If we just looked at raw ratios, A and B both look perfect at 100 percent, while C sits at 91 percent. But the Wilson method looks deeper.
It asks: given these sample sizes, which post is most likely to hold up as more people vote?
Because C has far more data, its lower bound is higher and more trustworthy.
So Trending would rank C first, then B, then A.
This keeps the feed aligned with reality instead of rewarding random luck.
How We Apply It at Digg
The process is straightforward:
Collect the total upvotes and downvotes for each post.
Compute the Wilson Lower Bound score for each one.
Sort posts by that score, highest first.
Exclude anything that violates community rules or moderation filters.
That’s the entire algorithm. Every post is treated the same way. There are no secret weights, editorial boosts, or human overrides once it enters the scoring system.
Our engineers maintain the implementation in an internal file, but the method itself is open and reproducible by anyone. It’s been part of statistical literature for nearly a century.

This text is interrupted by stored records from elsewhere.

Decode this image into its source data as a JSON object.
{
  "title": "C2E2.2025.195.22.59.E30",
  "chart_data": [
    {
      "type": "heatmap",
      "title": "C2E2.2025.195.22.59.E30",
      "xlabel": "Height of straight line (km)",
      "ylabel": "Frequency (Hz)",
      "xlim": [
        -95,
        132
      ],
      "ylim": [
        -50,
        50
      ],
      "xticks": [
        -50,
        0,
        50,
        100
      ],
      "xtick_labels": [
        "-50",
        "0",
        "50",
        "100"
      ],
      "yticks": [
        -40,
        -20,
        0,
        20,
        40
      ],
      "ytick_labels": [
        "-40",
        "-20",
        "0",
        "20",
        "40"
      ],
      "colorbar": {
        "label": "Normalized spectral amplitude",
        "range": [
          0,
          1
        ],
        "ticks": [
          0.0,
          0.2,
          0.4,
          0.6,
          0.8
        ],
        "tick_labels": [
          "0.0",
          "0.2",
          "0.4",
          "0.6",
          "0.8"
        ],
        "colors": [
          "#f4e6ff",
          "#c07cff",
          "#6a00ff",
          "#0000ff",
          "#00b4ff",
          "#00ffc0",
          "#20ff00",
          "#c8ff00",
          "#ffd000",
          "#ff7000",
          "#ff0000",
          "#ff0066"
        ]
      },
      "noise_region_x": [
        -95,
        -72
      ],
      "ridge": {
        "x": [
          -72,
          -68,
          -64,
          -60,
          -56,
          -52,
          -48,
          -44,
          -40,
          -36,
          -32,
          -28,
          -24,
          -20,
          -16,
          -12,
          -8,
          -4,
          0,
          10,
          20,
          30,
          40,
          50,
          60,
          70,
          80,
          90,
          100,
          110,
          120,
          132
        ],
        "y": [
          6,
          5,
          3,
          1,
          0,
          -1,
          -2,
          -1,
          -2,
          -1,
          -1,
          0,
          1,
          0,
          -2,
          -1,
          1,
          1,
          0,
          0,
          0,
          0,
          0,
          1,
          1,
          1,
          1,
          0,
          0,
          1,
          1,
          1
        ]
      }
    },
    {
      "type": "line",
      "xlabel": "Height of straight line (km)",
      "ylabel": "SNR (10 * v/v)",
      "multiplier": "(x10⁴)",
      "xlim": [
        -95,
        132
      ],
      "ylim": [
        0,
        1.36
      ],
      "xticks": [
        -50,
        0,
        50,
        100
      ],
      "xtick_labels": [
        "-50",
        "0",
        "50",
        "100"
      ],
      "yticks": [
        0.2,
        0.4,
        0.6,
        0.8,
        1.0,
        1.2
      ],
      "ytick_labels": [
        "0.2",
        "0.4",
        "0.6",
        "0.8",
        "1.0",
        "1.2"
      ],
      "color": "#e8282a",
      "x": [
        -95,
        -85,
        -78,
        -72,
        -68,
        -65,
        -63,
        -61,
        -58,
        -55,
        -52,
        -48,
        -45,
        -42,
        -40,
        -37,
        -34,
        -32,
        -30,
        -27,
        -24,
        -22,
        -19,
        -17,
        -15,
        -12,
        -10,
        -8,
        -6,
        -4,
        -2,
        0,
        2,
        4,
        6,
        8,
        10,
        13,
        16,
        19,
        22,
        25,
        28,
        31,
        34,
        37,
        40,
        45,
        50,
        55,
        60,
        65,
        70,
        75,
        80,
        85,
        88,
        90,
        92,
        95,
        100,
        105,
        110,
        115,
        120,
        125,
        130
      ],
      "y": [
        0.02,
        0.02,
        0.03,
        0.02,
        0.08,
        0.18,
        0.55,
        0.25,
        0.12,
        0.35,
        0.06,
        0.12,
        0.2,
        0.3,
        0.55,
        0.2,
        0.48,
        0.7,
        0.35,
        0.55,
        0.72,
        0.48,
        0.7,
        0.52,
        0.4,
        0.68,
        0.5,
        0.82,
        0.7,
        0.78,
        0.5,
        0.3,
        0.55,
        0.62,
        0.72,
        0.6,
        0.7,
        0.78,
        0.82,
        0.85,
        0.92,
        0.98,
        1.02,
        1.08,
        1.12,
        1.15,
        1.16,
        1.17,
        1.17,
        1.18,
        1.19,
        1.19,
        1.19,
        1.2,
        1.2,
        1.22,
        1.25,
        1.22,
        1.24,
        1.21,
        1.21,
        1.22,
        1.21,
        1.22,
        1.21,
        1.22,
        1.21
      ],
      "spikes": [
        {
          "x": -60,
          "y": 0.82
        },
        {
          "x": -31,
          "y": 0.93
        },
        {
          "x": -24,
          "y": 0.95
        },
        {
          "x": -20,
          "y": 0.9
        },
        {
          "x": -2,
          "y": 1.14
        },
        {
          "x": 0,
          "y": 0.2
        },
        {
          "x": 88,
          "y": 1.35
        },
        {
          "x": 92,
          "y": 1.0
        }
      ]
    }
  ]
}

How the Two Feeds Work Together
Trending and Most Dugg play complementary roles.
Most Dugg reflects what’s already earned wide approval.

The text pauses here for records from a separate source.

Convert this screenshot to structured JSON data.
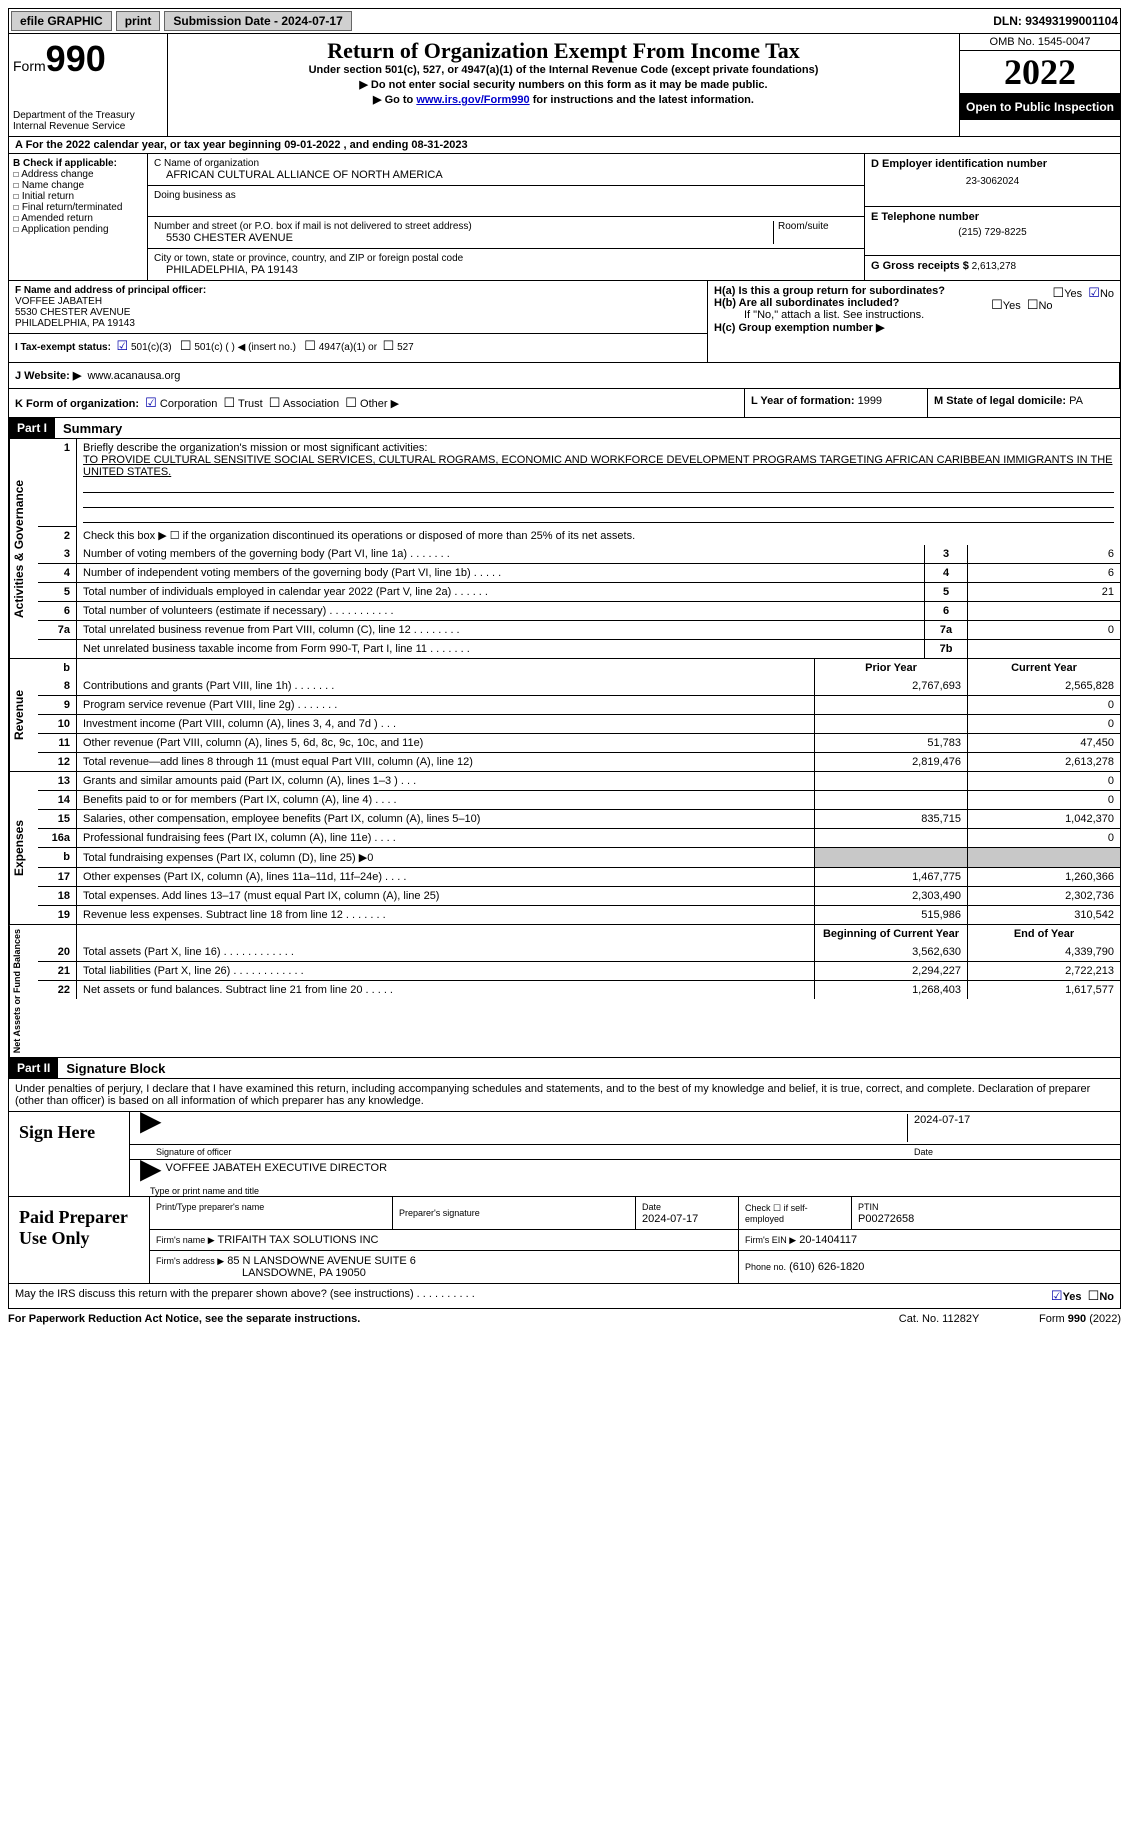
{
  "topbar": {
    "efile": "efile GRAPHIC",
    "print": "print",
    "submission": "Submission Date - 2024-07-17",
    "dln": "DLN: 93493199001104"
  },
  "header": {
    "form_prefix": "Form",
    "form_number": "990",
    "dept": "Department of the Treasury",
    "irs": "Internal Revenue Service",
    "title": "Return of Organization Exempt From Income Tax",
    "subtitle": "Under section 501(c), 527, or 4947(a)(1) of the Internal Revenue Code (except private foundations)",
    "note1": "▶ Do not enter social security numbers on this form as it may be made public.",
    "note2_pre": "▶ Go to ",
    "note2_link": "www.irs.gov/Form990",
    "note2_post": " for instructions and the latest information.",
    "omb": "OMB No. 1545-0047",
    "year": "2022",
    "open": "Open to Public Inspection"
  },
  "row_a": "A   For the 2022 calendar year, or tax year beginning 09-01-2022    , and ending 08-31-2023",
  "col_b": {
    "label": "B Check if applicable:",
    "items": [
      "Address change",
      "Name change",
      "Initial return",
      "Final return/terminated",
      "Amended return",
      "Application pending"
    ]
  },
  "col_c": {
    "name_label": "C Name of organization",
    "name": "AFRICAN CULTURAL ALLIANCE OF NORTH AMERICA",
    "dba_label": "Doing business as",
    "addr_label": "Number and street (or P.O. box if mail is not delivered to street address)",
    "room_label": "Room/suite",
    "addr": "5530 CHESTER AVENUE",
    "city_label": "City or town, state or province, country, and ZIP or foreign postal code",
    "city": "PHILADELPHIA, PA  19143"
  },
  "col_d": {
    "ein_label": "D Employer identification number",
    "ein": "23-3062024",
    "phone_label": "E Telephone number",
    "phone": "(215) 729-8225",
    "gross_label": "G Gross receipts $",
    "gross": "2,613,278"
  },
  "col_f": {
    "label": "F  Name and address of principal officer:",
    "name": "VOFFEE JABATEH",
    "addr1": "5530 CHESTER AVENUE",
    "addr2": "PHILADELPHIA, PA  19143"
  },
  "col_h": {
    "ha": "H(a)  Is this a group return for subordinates?",
    "hb": "H(b)  Are all subordinates included?",
    "hb_note": "If \"No,\" attach a list. See instructions.",
    "hc": "H(c)  Group exemption number ▶",
    "yes": "Yes",
    "no": "No"
  },
  "row_i": {
    "label": "I   Tax-exempt status:",
    "c3": "501(c)(3)",
    "c_other": "501(c) (  ) ◀ (insert no.)",
    "a1": "4947(a)(1) or",
    "s527": "527"
  },
  "row_j": {
    "label": "J   Website: ▶",
    "value": "www.acanausa.org"
  },
  "row_k": {
    "label": "K Form of organization:",
    "corp": "Corporation",
    "trust": "Trust",
    "assoc": "Association",
    "other": "Other ▶",
    "l_label": "L Year of formation:",
    "l_val": "1999",
    "m_label": "M State of legal domicile:",
    "m_val": "PA"
  },
  "parts": {
    "p1": "Part I",
    "p1_title": "Summary",
    "p2": "Part II",
    "p2_title": "Signature Block"
  },
  "summary": {
    "q1": "Briefly describe the organization's mission or most significant activities:",
    "mission": "TO PROVIDE CULTURAL SENSITIVE SOCIAL SERVICES, CULTURAL ROGRAMS, ECONOMIC AND WORKFORCE DEVELOPMENT PROGRAMS TARGETING AFRICAN CARIBBEAN IMMIGRANTS IN THE UNITED STATES.",
    "q2": "Check this box ▶ ☐  if the organization discontinued its operations or disposed of more than 25% of its net assets.",
    "lines_gov": [
      {
        "n": "3",
        "t": "Number of voting members of the governing body (Part VI, line 1a)   .    .    .    .    .    .    .",
        "box": "3",
        "v": "6"
      },
      {
        "n": "4",
        "t": "Number of independent voting members of the governing body (Part VI, line 1b)    .    .    .    .    .",
        "box": "4",
        "v": "6"
      },
      {
        "n": "5",
        "t": "Total number of individuals employed in calendar year 2022 (Part V, line 2a)    .    .    .    .    .    .",
        "box": "5",
        "v": "21"
      },
      {
        "n": "6",
        "t": "Total number of volunteers (estimate if necessary)     .     .     .     .     .     .     .     .     .     .     .",
        "box": "6",
        "v": ""
      },
      {
        "n": "7a",
        "t": "Total unrelated business revenue from Part VIII, column (C), line 12    .    .    .    .    .    .    .    .",
        "box": "7a",
        "v": "0"
      },
      {
        "n": "",
        "t": "Net unrelated business taxable income from Form 990-T, Part I, line 11    .    .    .    .    .    .    .",
        "box": "7b",
        "v": ""
      }
    ],
    "col_prior": "Prior Year",
    "col_current": "Current Year",
    "revenue": [
      {
        "n": "8",
        "t": "Contributions and grants (Part VIII, line 1h)    .    .    .    .    .    .    .",
        "p": "2,767,693",
        "c": "2,565,828"
      },
      {
        "n": "9",
        "t": "Program service revenue (Part VIII, line 2g)    .    .    .    .    .    .    .",
        "p": "",
        "c": "0"
      },
      {
        "n": "10",
        "t": "Investment income (Part VIII, column (A), lines 3, 4, and 7d )    .    .    .",
        "p": "",
        "c": "0"
      },
      {
        "n": "11",
        "t": "Other revenue (Part VIII, column (A), lines 5, 6d, 8c, 9c, 10c, and 11e)",
        "p": "51,783",
        "c": "47,450"
      },
      {
        "n": "12",
        "t": "Total revenue—add lines 8 through 11 (must equal Part VIII, column (A), line 12)",
        "p": "2,819,476",
        "c": "2,613,278"
      }
    ],
    "expenses": [
      {
        "n": "13",
        "t": "Grants and similar amounts paid (Part IX, column (A), lines 1–3 )   .   .   .",
        "p": "",
        "c": "0"
      },
      {
        "n": "14",
        "t": "Benefits paid to or for members (Part IX, column (A), line 4)    .    .    .    .",
        "p": "",
        "c": "0"
      },
      {
        "n": "15",
        "t": "Salaries, other compensation, employee benefits (Part IX, column (A), lines 5–10)",
        "p": "835,715",
        "c": "1,042,370"
      },
      {
        "n": "16a",
        "t": "Professional fundraising fees (Part IX, column (A), line 11e)    .    .    .    .",
        "p": "",
        "c": "0"
      },
      {
        "n": "b",
        "t": "Total fundraising expenses (Part IX, column (D), line 25) ▶0",
        "p": "SHADE",
        "c": "SHADE"
      },
      {
        "n": "17",
        "t": "Other expenses (Part IX, column (A), lines 11a–11d, 11f–24e)    .    .    .    .",
        "p": "1,467,775",
        "c": "1,260,366"
      },
      {
        "n": "18",
        "t": "Total expenses. Add lines 13–17 (must equal Part IX, column (A), line 25)",
        "p": "2,303,490",
        "c": "2,302,736"
      },
      {
        "n": "19",
        "t": "Revenue less expenses. Subtract line 18 from line 12   .   .   .   .   .   .   .",
        "p": "515,986",
        "c": "310,542"
      }
    ],
    "col_beg": "Beginning of Current Year",
    "col_end": "End of Year",
    "netassets": [
      {
        "n": "20",
        "t": "Total assets (Part X, line 16)   .    .    .    .    .    .    .    .    .    .    .    .",
        "p": "3,562,630",
        "c": "4,339,790"
      },
      {
        "n": "21",
        "t": "Total liabilities (Part X, line 26)   .   .   .   .   .   .   .   .   .   .   .   .",
        "p": "2,294,227",
        "c": "2,722,213"
      },
      {
        "n": "22",
        "t": "Net assets or fund balances. Subtract line 21 from line 20   .   .   .   .   .",
        "p": "1,268,403",
        "c": "1,617,577"
      }
    ],
    "side_gov": "Activities & Governance",
    "side_rev": "Revenue",
    "side_exp": "Expenses",
    "side_net": "Net Assets or Fund Balances"
  },
  "sig": {
    "penalties": "Under penalties of perjury, I declare that I have examined this return, including accompanying schedules and statements, and to the best of my knowledge and belief, it is true, correct, and complete. Declaration of preparer (other than officer) is based on all information of which preparer has any knowledge.",
    "sign_here": "Sign Here",
    "sig_officer": "Signature of officer",
    "sig_date": "2024-07-17",
    "date_label": "Date",
    "officer_name": "VOFFEE JABATEH  EXECUTIVE DIRECTOR",
    "type_name": "Type or print name and title"
  },
  "prep": {
    "label": "Paid Preparer Use Only",
    "print_name_label": "Print/Type preparer's name",
    "prep_sig_label": "Preparer's signature",
    "date_label": "Date",
    "date": "2024-07-17",
    "check_label": "Check ☐ if self-employed",
    "ptin_label": "PTIN",
    "ptin": "P00272658",
    "firm_name_label": "Firm's name    ▶",
    "firm_name": "TRIFAITH TAX SOLUTIONS INC",
    "firm_ein_label": "Firm's EIN ▶",
    "firm_ein": "20-1404117",
    "firm_addr_label": "Firm's address ▶",
    "firm_addr1": "85 N LANSDOWNE AVENUE SUITE 6",
    "firm_addr2": "LANSDOWNE, PA  19050",
    "phone_label": "Phone no.",
    "phone": "(610) 626-1820"
  },
  "footer": {
    "discuss": "May the IRS discuss this return with the preparer shown above? (see instructions)    .    .    .    .    .    .    .    .    .    .",
    "yes": "Yes",
    "no": "No",
    "paperwork": "For Paperwork Reduction Act Notice, see the separate instructions.",
    "cat": "Cat. No. 11282Y",
    "form": "Form 990 (2022)"
  }
}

Trending highlights what’s emerging and trustworthy.
Trending rewards early engagement that looks real and consistent.
Most Dugg rewards overall engagement over time.
Together, they let Digg showcase both established hits and promising newcomers without bias or guesswork.
The Takeaway
Trending uses the Wilson Lower Bound to rank stories by statistically confident approval.
Most Dugg uses a straightforward count of upvotes in the past 24 hours.
Both are explainable, transparent, and consistent.
We’ll keep updating this explanation as our systems evolve. The goal isn’t just to show what’s trending, but to make sure the way it trends stays clear and fair.
When you see a story rise on Digg, you shouldn’t have to guess why. The math should speak for itself.